La saisonnalité, les sécheresses prolongées et le manque de connaissances en matière de conservation perturbent aussi l’approvisionnement. Des éleveurs interrogés par The Citizen ont indiqué que la baisse des prix et l’irrégularité des débouchés poussaient certains producteurs vers l’élevage bovin destiné à la viande ou d’autres activités. D’autres vendent hors des coopératives formelles, ce qui complique la mesure de la production réelle et affaiblit les réseaux organisés de collecte.

Les investissements ciblent le rendement et la collecte

La faible productivité animale demeure un obstacle majeur. La Tanzanie compte plus de 39 millions de bovins, mais environ 90% appartiennent à des races locales dont le rendement laitier est relativement bas. Le nombre de centres de collecte est passé de 200 à 269 en six ans, tandis que les exonérations fiscales sur les équipements importés de collecte et de transformation visent à stimuler l’investissement.

Le gouvernement met en œuvre un programme de vaccination du bétail de 216 milliards de shillings tanzaniens pour 2025–2030 et un programme de développement laitier de 520 milliards pour 2025–2035. Ce dernier prévoit l’importation de 17 200 bovins laitiers améliorés, la construction de 150 centres de collecte et des investissements dans les infrastructures hydrauliques et les pâturages. La consommation reste toutefois faible : le secteur l’estime à 47–49 litres par personne et par an, tandis que les données publiques font état de 70,5 litres en 2025/26. Ces deux niveaux restent inférieurs aux 200 litres recommandés par l’Organisation des Nations unies pour l’alimentation et l’agriculture.

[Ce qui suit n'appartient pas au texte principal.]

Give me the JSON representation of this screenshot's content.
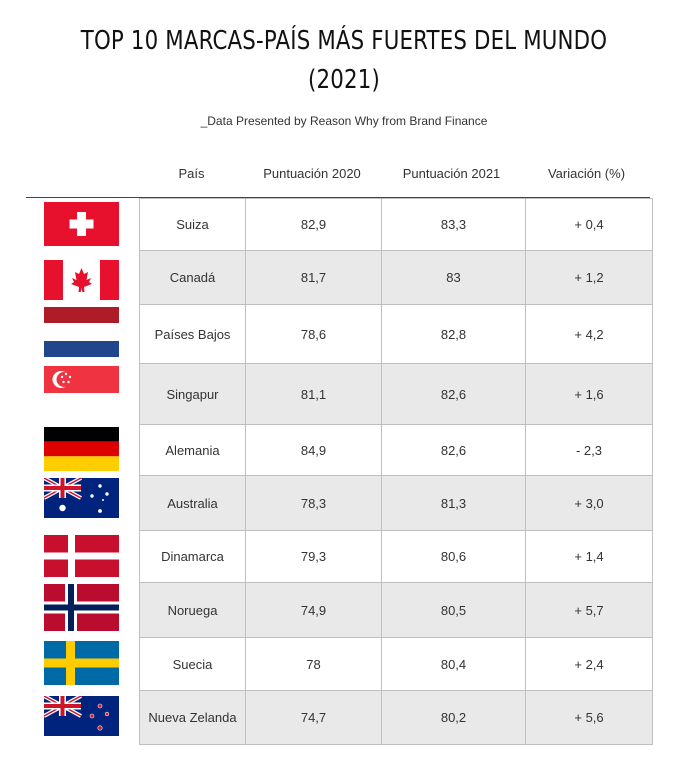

Pour les transformateurs et les investisseurs, l’écart entre la production et l’utilisation des usines montre que de nouvelles capacités ne suffiront pas à résoudre les blocages. La progression des produits locaux face aux importations dépendra d’une collecte fiable, d’animaux plus productifs, de fonds de roulement permettant de payer les éleveurs à temps et d’un approvisionnement régulier toute l’année.